Today’s statement contains 110 measures that are intended to grow the economy. There are two issues here. First, how many of these measures are directly linked to enabling responsible inclusive prosperity? Second, if these measures are so important, then why are these measures only being implemented now?

The 110 number is pure politics in action. According to the OBR, these measures will raise business investment, reduce inflation, and increase GDP whilst getting more people into work. These seem to be a magic set of measures. There is an omission here in that national economic growth is driven predominantly by consumption rather than investment. There is a tension here in that encouraging consumption could be inflationary. Nevertheless, consumption should account for around 76% of GDP and the share of growth accounted for by investment should rarely exceed between 32% and 34%. The UK government needs to encourage consumption but a new form of decarbonised or climate-friendly sustainable consumption. There is nothing in this budget that will encourage a new form of sustainable consumption.

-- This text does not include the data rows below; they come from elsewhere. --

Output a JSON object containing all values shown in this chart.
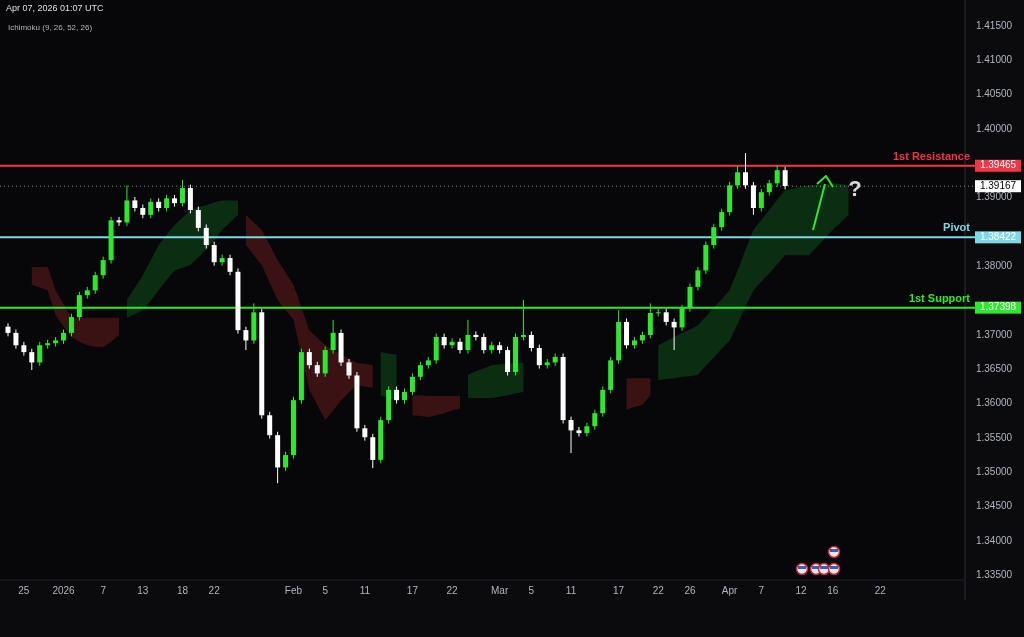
{
  "chart_data": {
    "type": "candlestick",
    "title": "Apr 07, 2026 01:07 UTC",
    "annotations": [
      "Ichimoku (9, 26, 52, 26)",
      "?",
      "1.39465",
      "1.39167",
      "1.38422",
      "1.37398"
    ],
    "categories": [
      null,
      null,
      "25",
      null,
      null,
      null,
      null,
      "2026",
      null,
      null,
      null,
      null,
      "7",
      null,
      null,
      null,
      null,
      "13",
      null,
      null,
      null,
      null,
      "18",
      null,
      null,
      null,
      "22",
      null,
      null,
      null,
      null,
      null,
      null,
      null,
      null,
      null,
      "Feb",
      null,
      null,
      null,
      "5",
      null,
      null,
      null,
      null,
      "11",
      null,
      null,
      null,
      null,
      null,
      "17",
      null,
      null,
      null,
      null,
      "22",
      null,
      null,
      null,
      null,
      null,
      "Mar",
      null,
      null,
      null,
      "5",
      null,
      null,
      null,
      null,
      "11",
      null,
      null,
      null,
      null,
      null,
      "17",
      null,
      null,
      null,
      null,
      "22",
      null,
      null,
      null,
      "26",
      null,
      null,
      null,
      null,
      "Apr",
      null,
      null,
      null,
      "7",
      null,
      null,
      null,
      null,
      "12",
      null,
      null,
      null,
      "16",
      null,
      null,
      null,
      null,
      null,
      "22",
      null,
      null,
      null,
      null,
      null,
      null,
      null,
      null,
      null,
      null
    ],
    "ylim": [
      1.3343,
      1.4188
    ],
    "yticks": [
      {
        "value": 1.415,
        "label": "1.41500"
      },
      {
        "value": 1.41,
        "label": "1.41000"
      },
      {
        "value": 1.405,
        "label": "1.40500"
      },
      {
        "value": 1.4,
        "label": "1.40000"
      },
      {
        "value": 1.39,
        "label": "1.39000"
      },
      {
        "value": 1.38,
        "label": "1.38000"
      },
      {
        "value": 1.37,
        "label": "1.37000"
      },
      {
        "value": 1.365,
        "label": "1.36500"
      },
      {
        "value": 1.36,
        "label": "1.36000"
      },
      {
        "value": 1.355,
        "label": "1.35500"
      },
      {
        "value": 1.35,
        "label": "1.35000"
      },
      {
        "value": 1.345,
        "label": "1.34500"
      },
      {
        "value": 1.34,
        "label": "1.34000"
      },
      {
        "value": 1.335,
        "label": "1.33500"
      }
    ],
    "ohlc": [
      [
        1.3712,
        1.3717,
        1.3698,
        1.3703
      ],
      [
        1.3703,
        1.3708,
        1.368,
        1.3685
      ],
      [
        1.3685,
        1.369,
        1.367,
        1.3675
      ],
      [
        1.3675,
        1.368,
        1.3649,
        1.366
      ],
      [
        1.366,
        1.369,
        1.3655,
        1.3685
      ],
      [
        1.3685,
        1.3693,
        1.368,
        1.3688
      ],
      [
        1.3688,
        1.3697,
        1.3683,
        1.3692
      ],
      [
        1.3692,
        1.3708,
        1.3687,
        1.3703
      ],
      [
        1.3703,
        1.3731,
        1.3698,
        1.3726
      ],
      [
        1.3726,
        1.3763,
        1.3721,
        1.3758
      ],
      [
        1.3758,
        1.377,
        1.3753,
        1.3765
      ],
      [
        1.3765,
        1.3792,
        1.376,
        1.3787
      ],
      [
        1.3787,
        1.3814,
        1.3782,
        1.3809
      ],
      [
        1.3809,
        1.3872,
        1.3804,
        1.3867
      ],
      [
        1.3867,
        1.3872,
        1.3859,
        1.3864
      ],
      [
        1.3864,
        1.3918,
        1.3859,
        1.3896
      ],
      [
        1.3896,
        1.3901,
        1.388,
        1.3885
      ],
      [
        1.3885,
        1.389,
        1.387,
        1.3875
      ],
      [
        1.3875,
        1.3899,
        1.387,
        1.3894
      ],
      [
        1.3894,
        1.3899,
        1.388,
        1.3885
      ],
      [
        1.3885,
        1.3904,
        1.388,
        1.3899
      ],
      [
        1.3899,
        1.3904,
        1.3887,
        1.3892
      ],
      [
        1.3892,
        1.3926,
        1.3887,
        1.3914
      ],
      [
        1.3914,
        1.3919,
        1.3877,
        1.3882
      ],
      [
        1.3882,
        1.3887,
        1.3851,
        1.3856
      ],
      [
        1.3856,
        1.3861,
        1.3826,
        1.3831
      ],
      [
        1.3831,
        1.3836,
        1.3801,
        1.3806
      ],
      [
        1.3806,
        1.3817,
        1.3801,
        1.3812
      ],
      [
        1.3812,
        1.3817,
        1.3787,
        1.3792
      ],
      [
        1.3792,
        1.3797,
        1.3702,
        1.3707
      ],
      [
        1.3707,
        1.3712,
        1.3678,
        1.3692
      ],
      [
        1.3692,
        1.3746,
        1.3687,
        1.3733
      ],
      [
        1.3733,
        1.3738,
        1.3578,
        1.3583
      ],
      [
        1.3583,
        1.3588,
        1.3549,
        1.3554
      ],
      [
        1.3554,
        1.3559,
        1.3484,
        1.3507
      ],
      [
        1.3507,
        1.353,
        1.3502,
        1.3525
      ],
      [
        1.3525,
        1.361,
        1.352,
        1.3605
      ],
      [
        1.3605,
        1.368,
        1.36,
        1.3675
      ],
      [
        1.3675,
        1.368,
        1.3651,
        1.3656
      ],
      [
        1.3656,
        1.3661,
        1.3639,
        1.3644
      ],
      [
        1.3644,
        1.3683,
        1.3639,
        1.3678
      ],
      [
        1.3678,
        1.3722,
        1.3673,
        1.3703
      ],
      [
        1.3703,
        1.3708,
        1.3655,
        1.366
      ],
      [
        1.366,
        1.3665,
        1.3636,
        1.3641
      ],
      [
        1.3641,
        1.3646,
        1.3559,
        1.3564
      ],
      [
        1.3564,
        1.3569,
        1.3546,
        1.3551
      ],
      [
        1.3551,
        1.3556,
        1.3506,
        1.3518
      ],
      [
        1.3518,
        1.3581,
        1.3513,
        1.3576
      ],
      [
        1.3576,
        1.3625,
        1.3571,
        1.362
      ],
      [
        1.362,
        1.3625,
        1.36,
        1.3605
      ],
      [
        1.3605,
        1.3622,
        1.36,
        1.3617
      ],
      [
        1.3617,
        1.3644,
        1.3612,
        1.3639
      ],
      [
        1.3639,
        1.3661,
        1.3634,
        1.3656
      ],
      [
        1.3656,
        1.3668,
        1.3651,
        1.3663
      ],
      [
        1.3663,
        1.3702,
        1.3658,
        1.3697
      ],
      [
        1.3697,
        1.3702,
        1.368,
        1.3685
      ],
      [
        1.3685,
        1.3695,
        1.368,
        1.369
      ],
      [
        1.369,
        1.3695,
        1.3673,
        1.3678
      ],
      [
        1.3678,
        1.3722,
        1.3673,
        1.37
      ],
      [
        1.37,
        1.3705,
        1.3692,
        1.3697
      ],
      [
        1.3697,
        1.3702,
        1.3673,
        1.3678
      ],
      [
        1.3678,
        1.369,
        1.3673,
        1.3685
      ],
      [
        1.3685,
        1.369,
        1.3673,
        1.3678
      ],
      [
        1.3678,
        1.3683,
        1.3641,
        1.3646
      ],
      [
        1.3646,
        1.3702,
        1.3641,
        1.3697
      ],
      [
        1.3697,
        1.3751,
        1.3692,
        1.37
      ],
      [
        1.37,
        1.3705,
        1.3676,
        1.3681
      ],
      [
        1.3681,
        1.3686,
        1.3651,
        1.3656
      ],
      [
        1.3656,
        1.3665,
        1.3651,
        1.366
      ],
      [
        1.366,
        1.3673,
        1.3655,
        1.3668
      ],
      [
        1.3668,
        1.3673,
        1.3571,
        1.3576
      ],
      [
        1.3576,
        1.3581,
        1.3528,
        1.3561
      ],
      [
        1.3561,
        1.3566,
        1.3552,
        1.3557
      ],
      [
        1.3557,
        1.3572,
        1.3552,
        1.3567
      ],
      [
        1.3567,
        1.3591,
        1.3562,
        1.3586
      ],
      [
        1.3586,
        1.3625,
        1.3581,
        1.362
      ],
      [
        1.362,
        1.3668,
        1.3615,
        1.3663
      ],
      [
        1.3663,
        1.3736,
        1.3658,
        1.3719
      ],
      [
        1.3719,
        1.3724,
        1.368,
        1.3685
      ],
      [
        1.3685,
        1.3697,
        1.368,
        1.3692
      ],
      [
        1.3692,
        1.3705,
        1.3687,
        1.37
      ],
      [
        1.37,
        1.3746,
        1.3695,
        1.3732
      ],
      [
        1.3732,
        1.3738,
        1.3727,
        1.3733
      ],
      [
        1.3733,
        1.3738,
        1.3714,
        1.3719
      ],
      [
        1.3719,
        1.3724,
        1.3678,
        1.3711
      ],
      [
        1.3711,
        1.3744,
        1.3706,
        1.3739
      ],
      [
        1.3739,
        1.3775,
        1.3734,
        1.377
      ],
      [
        1.377,
        1.3799,
        1.3765,
        1.3794
      ],
      [
        1.3794,
        1.3836,
        1.3789,
        1.3831
      ],
      [
        1.3831,
        1.3862,
        1.3826,
        1.3857
      ],
      [
        1.3857,
        1.3884,
        1.3852,
        1.3879
      ],
      [
        1.3879,
        1.3923,
        1.3874,
        1.3918
      ],
      [
        1.3918,
        1.3946,
        1.3913,
        1.3937
      ],
      [
        1.3937,
        1.3965,
        1.3913,
        1.3918
      ],
      [
        1.3918,
        1.3923,
        1.3875,
        1.3885
      ],
      [
        1.3885,
        1.3913,
        1.388,
        1.3908
      ],
      [
        1.3908,
        1.3926,
        1.3903,
        1.3921
      ],
      [
        1.3921,
        1.3947,
        1.3916,
        1.394
      ],
      [
        1.394,
        1.3945,
        1.3912,
        1.3917
      ],
      null,
      null,
      null,
      null,
      null,
      null,
      null,
      null,
      null,
      null,
      null,
      null,
      null,
      null,
      null,
      null,
      null,
      null,
      null,
      null,
      null,
      null
    ],
    "colors": [
      "#ffffff",
      "#ffffff",
      "#ffffff",
      "#ffffff",
      "#2ee82e",
      "#2ee82e",
      "#2ee82e",
      "#2ee82e",
      "#2ee82e",
      "#2ee82e",
      "#2ee82e",
      "#2ee82e",
      "#2ee82e",
      "#2ee82e",
      "#ffffff",
      "#2ee82e",
      "#ffffff",
      "#ffffff",
      "#2ee82e",
      "#ffffff",
      "#2ee82e",
      "#ffffff",
      "#2ee82e",
      "#ffffff",
      "#ffffff",
      "#ffffff",
      "#ffffff",
      "#2ee82e",
      "#ffffff",
      "#ffffff",
      "#ffffff",
      "#2ee82e",
      "#ffffff",
      "#ffffff",
      "#ffffff",
      "#2ee82e",
      "#2ee82e",
      "#2ee82e",
      "#ffffff",
      "#ffffff",
      "#2ee82e",
      "#2ee82e",
      "#ffffff",
      "#ffffff",
      "#ffffff",
      "#ffffff",
      "#ffffff",
      "#2ee82e",
      "#2ee82e",
      "#ffffff",
      "#2ee82e",
      "#2ee82e",
      "#2ee82e",
      "#2ee82e",
      "#2ee82e",
      "#ffffff",
      "#2ee82e",
      "#ffffff",
      "#2ee82e",
      "#ffffff",
      "#ffffff",
      "#2ee82e",
      "#ffffff",
      "#ffffff",
      "#2ee82e",
      "#2ee82e",
      "#ffffff",
      "#ffffff",
      "#2ee82e",
      "#2ee82e",
      "#ffffff",
      "#ffffff",
      "#ffffff",
      "#2ee82e",
      "#2ee82e",
      "#2ee82e",
      "#2ee82e",
      "#2ee82e",
      "#ffffff",
      "#2ee82e",
      "#2ee82e",
      "#2ee82e",
      "#2ee82e",
      "#ffffff",
      "#ffffff",
      "#2ee82e",
      "#2ee82e",
      "#2ee82e",
      "#2ee82e",
      "#2ee82e",
      "#2ee82e",
      "#2ee82e",
      "#2ee82e",
      "#ffffff",
      "#ffffff",
      "#2ee82e",
      "#2ee82e",
      "#2ee82e",
      "#ffffff",
      null,
      null,
      null,
      null,
      null,
      null,
      null,
      null,
      null,
      null,
      null,
      null,
      null,
      null,
      null,
      null,
      null,
      null,
      null,
      null,
      null,
      null
    ],
    "series": [
      {
        "type": "line",
        "color": "#3a1214",
        "values": [
          null,
          null,
          null,
          null,
          null,
          null,
          null,
          null,
          null,
          null,
          null,
          null,
          null,
          null,
          null,
          null,
          null,
          null,
          null,
          null,
          null,
          null,
          null,
          null,
          null,
          null,
          null,
          null,
          null,
          null,
          null,
          null,
          null,
          null,
          null,
          null,
          null,
          null,
          null,
          null,
          null,
          null,
          null,
          null,
          null,
          null,
          null,
          null,
          null,
          null,
          null,
          null,
          null,
          null,
          null,
          null,
          null,
          null,
          null,
          null,
          null,
          null,
          null,
          null,
          null,
          null,
          null,
          null,
          null,
          null,
          null,
          null,
          null,
          null,
          null,
          null,
          null,
          null,
          null,
          null,
          null,
          null,
          null,
          null,
          null,
          null,
          null,
          null,
          null,
          null,
          null,
          null,
          null,
          null,
          null,
          null,
          null,
          null,
          null,
          null,
          null,
          null,
          null,
          null,
          null,
          null,
          null,
          null,
          null,
          null,
          null,
          null,
          null,
          null,
          null,
          null,
          null,
          null,
          null,
          null,
          null
        ],
        "upper": [
          null,
          null,
          null,
          1.3799,
          1.3799,
          1.3799,
          1.3765,
          1.3745,
          1.3725,
          1.3725,
          1.3725,
          1.3725,
          1.3725,
          1.3725,
          1.3725,
          null,
          null,
          null,
          null,
          null,
          null,
          null,
          null,
          null,
          null,
          null,
          null,
          null,
          null,
          null,
          1.3875,
          1.3864,
          1.3853,
          1.3831,
          1.3809,
          1.3791,
          1.3773,
          1.374,
          1.3707,
          1.3696,
          1.3685,
          1.3678,
          1.3671,
          1.3665,
          1.3659,
          1.3658,
          1.3656,
          null,
          null,
          null,
          null,
          1.3612,
          1.3612,
          1.3611,
          1.3611,
          1.3611,
          1.3611,
          1.3611,
          null,
          null,
          null,
          null,
          null,
          null,
          null,
          null,
          null,
          null,
          null,
          null,
          null,
          null,
          null,
          null,
          null,
          null,
          null,
          null,
          1.3637,
          1.3637,
          1.3637,
          1.3637,
          null,
          null,
          null,
          null,
          null,
          null,
          null,
          null,
          null,
          null,
          null,
          null,
          null,
          null,
          null,
          null,
          null,
          null,
          null,
          null,
          null,
          null,
          null,
          null,
          null,
          null,
          null,
          null,
          null,
          null,
          null,
          null,
          null,
          null,
          null,
          null,
          null,
          null,
          null
        ],
        "lower": [
          null,
          null,
          null,
          1.3773,
          1.3769,
          1.3765,
          1.3729,
          1.3712,
          1.3697,
          1.369,
          1.3685,
          1.3683,
          1.3682,
          1.369,
          1.37,
          null,
          null,
          null,
          null,
          null,
          null,
          null,
          null,
          null,
          null,
          null,
          null,
          null,
          null,
          null,
          1.3831,
          1.3816,
          1.3802,
          1.3776,
          1.3751,
          1.3736,
          1.3722,
          1.3671,
          1.362,
          1.3598,
          1.3576,
          1.359,
          1.3605,
          1.3616,
          1.3627,
          1.3625,
          1.3623,
          null,
          null,
          null,
          null,
          1.3583,
          1.3582,
          1.358,
          1.3583,
          1.3586,
          1.359,
          1.3593,
          null,
          null,
          null,
          null,
          null,
          null,
          null,
          null,
          null,
          null,
          null,
          null,
          null,
          null,
          null,
          null,
          null,
          null,
          null,
          null,
          1.3591,
          1.3595,
          1.3598,
          1.3612,
          null,
          null,
          null,
          null,
          null,
          null,
          null,
          null,
          null,
          null,
          null,
          null,
          null,
          null,
          null,
          null,
          null,
          null,
          null,
          null,
          null,
          null,
          null,
          null,
          null,
          null,
          null,
          null,
          null,
          null,
          null,
          null,
          null,
          null,
          null,
          null,
          null,
          null,
          null
        ]
      },
      {
        "type": "line",
        "color": "#0b2e12",
        "values": [
          null,
          null,
          null,
          null,
          null,
          null,
          null,
          null,
          null,
          null,
          null,
          null,
          null,
          null,
          null,
          null,
          null,
          null,
          null,
          null,
          null,
          null,
          null,
          null,
          null,
          null,
          null,
          null,
          null,
          null,
          null,
          null,
          null,
          null,
          null,
          null,
          null,
          null,
          null,
          null,
          null,
          null,
          null,
          null,
          null,
          null,
          null,
          null,
          null,
          null,
          null,
          null,
          null,
          null,
          null,
          null,
          null,
          null,
          null,
          null,
          null,
          null,
          null,
          null,
          null,
          null,
          null,
          null,
          null,
          null,
          null,
          null,
          null,
          null,
          null,
          null,
          null,
          null,
          null,
          null,
          null,
          null,
          null,
          null,
          null,
          null,
          null,
          null,
          null,
          null,
          null,
          null,
          null,
          null,
          null,
          null,
          null,
          null,
          null,
          null,
          null,
          null,
          null,
          null,
          null,
          null,
          null,
          null,
          null,
          null,
          null,
          null,
          null,
          null,
          null,
          null,
          null,
          null,
          null,
          null,
          null
        ],
        "upper": [
          null,
          null,
          null,
          null,
          null,
          null,
          null,
          null,
          null,
          null,
          null,
          null,
          null,
          null,
          null,
          1.3751,
          1.3769,
          1.3787,
          1.3809,
          1.3831,
          1.3846,
          1.386,
          1.3871,
          1.3882,
          1.3886,
          1.3889,
          1.3893,
          1.3896,
          1.3896,
          1.3896,
          null,
          null,
          null,
          null,
          null,
          null,
          null,
          null,
          null,
          null,
          null,
          null,
          null,
          null,
          null,
          null,
          null,
          1.3675,
          1.3673,
          1.3671,
          null,
          null,
          null,
          null,
          null,
          null,
          null,
          null,
          1.3642,
          1.3647,
          1.3651,
          1.3656,
          1.3657,
          1.3658,
          1.3659,
          1.366,
          null,
          null,
          null,
          null,
          null,
          null,
          null,
          null,
          null,
          null,
          null,
          null,
          null,
          null,
          null,
          null,
          1.3685,
          1.3691,
          1.3697,
          1.3703,
          1.3708,
          1.3714,
          1.3727,
          1.374,
          1.3752,
          1.3765,
          1.3794,
          1.3824,
          1.3853,
          1.3868,
          1.3882,
          1.3897,
          1.3911,
          1.3913,
          1.3916,
          1.3918,
          1.3919,
          1.392,
          1.3921,
          1.392,
          1.3918,
          null,
          null,
          null,
          null,
          null,
          null,
          null,
          null,
          null,
          null,
          null,
          null,
          null,
          null
        ],
        "lower": [
          null,
          null,
          null,
          null,
          null,
          null,
          null,
          null,
          null,
          null,
          null,
          null,
          null,
          null,
          null,
          1.3725,
          1.373,
          1.3736,
          1.375,
          1.3765,
          1.378,
          1.3794,
          1.3798,
          1.3802,
          1.3813,
          1.3824,
          1.3838,
          1.3853,
          1.3864,
          1.3875,
          null,
          null,
          null,
          null,
          null,
          null,
          null,
          null,
          null,
          null,
          null,
          null,
          null,
          null,
          null,
          null,
          null,
          1.3612,
          1.3608,
          1.3605,
          null,
          null,
          null,
          null,
          null,
          null,
          null,
          null,
          1.3608,
          1.3608,
          1.3608,
          1.3608,
          1.361,
          1.3612,
          1.3615,
          1.3617,
          null,
          null,
          null,
          null,
          null,
          null,
          null,
          null,
          null,
          null,
          null,
          null,
          null,
          null,
          null,
          null,
          1.3634,
          1.3636,
          1.3637,
          1.3639,
          1.364,
          1.3642,
          1.3655,
          1.3667,
          1.368,
          1.3692,
          1.3716,
          1.3741,
          1.3765,
          1.3778,
          1.379,
          1.3803,
          1.3816,
          1.3816,
          1.3816,
          1.3816,
          1.3828,
          1.3841,
          1.3853,
          1.3864,
          1.3875,
          null,
          null,
          null,
          null,
          null,
          null,
          null,
          null,
          null,
          null,
          null,
          null,
          null,
          null
        ]
      }
    ],
    "ref_lines": [
      {
        "axis": "y",
        "value": 1.39465,
        "label": "1st Resistance",
        "color": "#f23645"
      },
      {
        "axis": "y",
        "value": 1.39167,
        "label": null,
        "color": "#ffffff",
        "line_style": "dotted"
      },
      {
        "axis": "y",
        "value": 1.38422,
        "label": "Pivot",
        "color": "#7fd8e8"
      },
      {
        "axis": "y",
        "value": 1.37398,
        "label": "1st Support",
        "color": "#2ee82e"
      }
    ]
  }
}
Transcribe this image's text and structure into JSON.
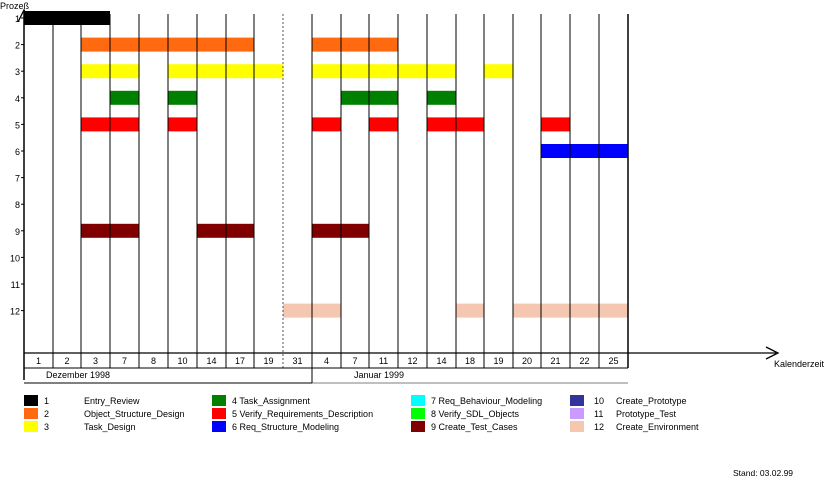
{
  "chart_data": {
    "type": "gantt",
    "ylabel": "Prozeß",
    "xlabel": "Kalenderzeit",
    "stand": "Stand: 03.02.99",
    "processes": [
      1,
      2,
      3,
      4,
      5,
      6,
      7,
      8,
      9,
      10,
      11,
      12
    ],
    "days": [
      "1",
      "2",
      "3",
      "7",
      "8",
      "10",
      "14",
      "17",
      "19",
      "31",
      "4",
      "7",
      "11",
      "12",
      "14",
      "18",
      "19",
      "20",
      "21",
      "22",
      "25"
    ],
    "months": [
      {
        "label": "Dezember 1998",
        "from": 0,
        "to": 10
      },
      {
        "label": "Januar 1999",
        "from": 10,
        "to": 21
      }
    ],
    "legend": [
      {
        "num": "1",
        "name": "Entry_Review",
        "color": "#000000"
      },
      {
        "num": "2",
        "name": "Object_Structure_Design",
        "color": "#ff6a10"
      },
      {
        "num": "3",
        "name": "Task_Design",
        "color": "#ffff00"
      },
      {
        "num": "4",
        "name": "4 Task_Assignment",
        "color": "#008000"
      },
      {
        "num": "5",
        "name": "5 Verify_Requirements_Description",
        "color": "#ff0000"
      },
      {
        "num": "6",
        "name": "6 Req_Structure_Modeling",
        "color": "#0000ff"
      },
      {
        "num": "7",
        "name": "7 Req_Behaviour_Modeling",
        "color": "#00ffff"
      },
      {
        "num": "8",
        "name": "8 Verify_SDL_Objects",
        "color": "#00ff00"
      },
      {
        "num": "9",
        "name": "9 Create_Test_Cases",
        "color": "#800000"
      },
      {
        "num": "10",
        "name": "Create_Prototype",
        "color": "#333399"
      },
      {
        "num": "11",
        "name": "Prototype_Test",
        "color": "#cc99ff"
      },
      {
        "num": "12",
        "name": "Create_Environment",
        "color": "#f5c6b0"
      }
    ],
    "bars": [
      {
        "process": 1,
        "start": 0,
        "end": 3
      },
      {
        "process": 2,
        "start": 2,
        "end": 8
      },
      {
        "process": 2,
        "start": 10,
        "end": 13
      },
      {
        "process": 3,
        "start": 2,
        "end": 4
      },
      {
        "process": 3,
        "start": 5,
        "end": 9
      },
      {
        "process": 3,
        "start": 10,
        "end": 15
      },
      {
        "process": 3,
        "start": 16,
        "end": 17
      },
      {
        "process": 4,
        "start": 3,
        "end": 4
      },
      {
        "process": 4,
        "start": 5,
        "end": 6
      },
      {
        "process": 4,
        "start": 11,
        "end": 13
      },
      {
        "process": 4,
        "start": 14,
        "end": 15
      },
      {
        "process": 5,
        "start": 2,
        "end": 4
      },
      {
        "process": 5,
        "start": 5,
        "end": 6
      },
      {
        "process": 5,
        "start": 10,
        "end": 11
      },
      {
        "process": 5,
        "start": 12,
        "end": 13
      },
      {
        "process": 5,
        "start": 14,
        "end": 16
      },
      {
        "process": 5,
        "start": 18,
        "end": 19
      },
      {
        "process": 6,
        "start": 18,
        "end": 21
      },
      {
        "process": 9,
        "start": 2,
        "end": 4
      },
      {
        "process": 9,
        "start": 6,
        "end": 8
      },
      {
        "process": 9,
        "start": 10,
        "end": 12
      },
      {
        "process": 12,
        "start": 9,
        "end": 11
      },
      {
        "process": 12,
        "start": 15,
        "end": 16
      },
      {
        "process": 12,
        "start": 17,
        "end": 21
      }
    ]
  }
}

This Autumn Statement contains a mixed bag of interventions but does not make a major contribution to shaping the wider framework conditions required to support sustainable economic growth. The Labour Party argues that it is time for a change in government and that they will forge a new future for the UK. Unfortunately, no UK political party has yet to project a vision and linked action plan, which would underpin an approach that would lead to responsible inclusive prosperity.